Ohio University issued a press release on Romoser's research on Tuesday titled Ohio entomologist: Photos show evidence of life on Mars.
Poster presentations tend to be less formal than peer-reviewed papers published in science journals. Romoser's poster makes some bold claims -- the heart of which is that there is current life on Mars. The entomologist describes "insect-like" and "reptile-like" forms and says it appears Mars "enjoys a surprising abundance of higher life forms."
As evidence, Romoser presents a series of annotated images captured by NASA's Mars rovers. Romoser suggests these show fossilized and extant forms of life, including a reptilian creature preying on an insect-like creature. The images are blurry but seem to show some of the many rocks that litter the Martian landscape.
Pareidolia, the human tendency to "see" recognizable shapes in random patterns, may be the mostly likely explanation here. It's a common phenomenon for some alien enthusiasts who enjoy looking through NASA Mars images for familiar-seeming objects. I've done it myself and found all sorts of "alien faces" in rock formations.

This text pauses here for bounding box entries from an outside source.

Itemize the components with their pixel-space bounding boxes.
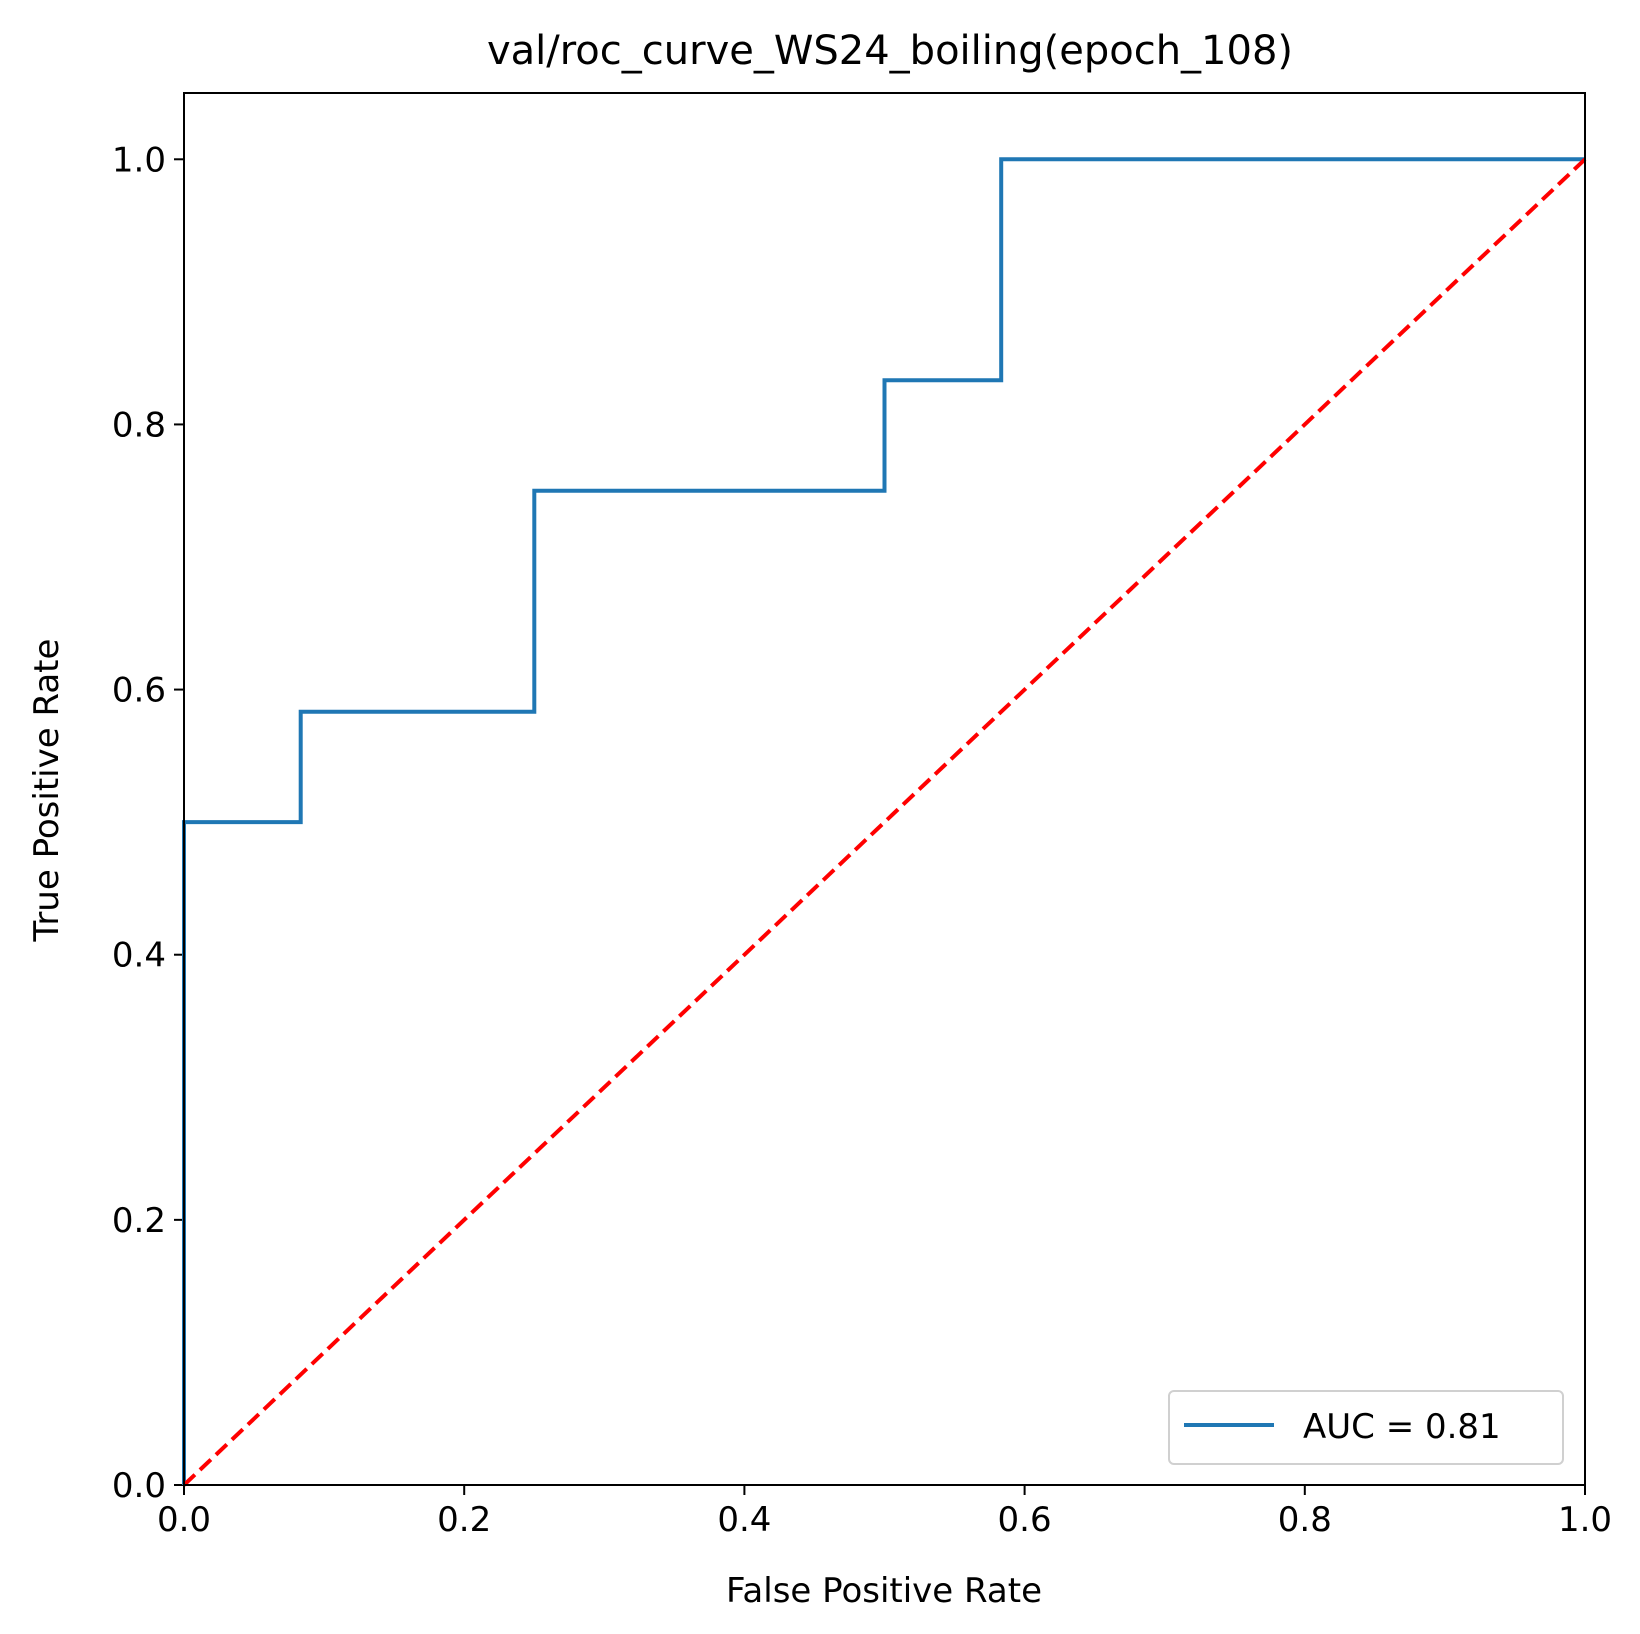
x-tick-label: 0.2 xyxy=(437,1500,491,1540)
y-tick-label: 0.6 xyxy=(112,671,166,711)
legend: AUC = 0.81 xyxy=(1168,1390,1564,1465)
x-tick-label: 0.6 xyxy=(998,1500,1052,1540)
y-tick-label: 1.0 xyxy=(112,140,166,180)
axis-ticks: 0.0 0.2 0.4 0.6 0.8 1.0 0.0 0.2 0.4 0.6 0.8 1.0 xyxy=(112,140,1612,1540)
x-tick-label: 0.4 xyxy=(717,1500,771,1540)
y-tick-label: 0.2 xyxy=(112,1201,166,1241)
x-axis-label: False Positive Rate xyxy=(726,1571,1042,1611)
x-tick-label: 1.0 xyxy=(1558,1500,1612,1540)
chart-title: val/roc_curve_WS24_boiling(epoch_108) xyxy=(487,28,1293,74)
x-tick-label: 0.8 xyxy=(1278,1500,1332,1540)
y-tick-label: 0.0 xyxy=(112,1466,166,1506)
x-tick-label: 0.0 xyxy=(157,1500,211,1540)
legend-box xyxy=(1168,1390,1564,1465)
y-tick-label: 0.8 xyxy=(112,405,166,445)
plot-area-frame xyxy=(183,92,1586,1486)
series-layer xyxy=(182,157,1587,1487)
roc-curve-line xyxy=(182,157,1585,1485)
chance-diagonal-line xyxy=(182,157,1587,1487)
y-tick-label: 0.4 xyxy=(112,936,166,976)
y-axis-label: True Positive Rate xyxy=(27,639,67,943)
legend-label: AUC = 0.81 xyxy=(1303,1407,1501,1447)
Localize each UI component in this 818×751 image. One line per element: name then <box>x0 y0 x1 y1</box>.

Mars pareidolia can be a fun pastime, but the Ohio University press release lends a sense of legitimacy to Romoser's claims. This isn't Romoser's first foray into fringe concepts related to Mars. He also issued two reports claiming to find evidence of "unidentified aerial phenomena on Mars." He suggested this may mean the presence of intelligent life forms on the barren planet.
NASA's Mars rovers have a long history of exploration, but they have found no evidence of current life. The jury is still out on the possibility of past microbial life. The Mars 2020 rover, set to launch next year, will continue to look into this lingering question.
One thing we know for sure is that NASA hasn't spotted any insects or reptiles on Mars. I have reached out to NASA, Ohio University and outside entomologists for comment.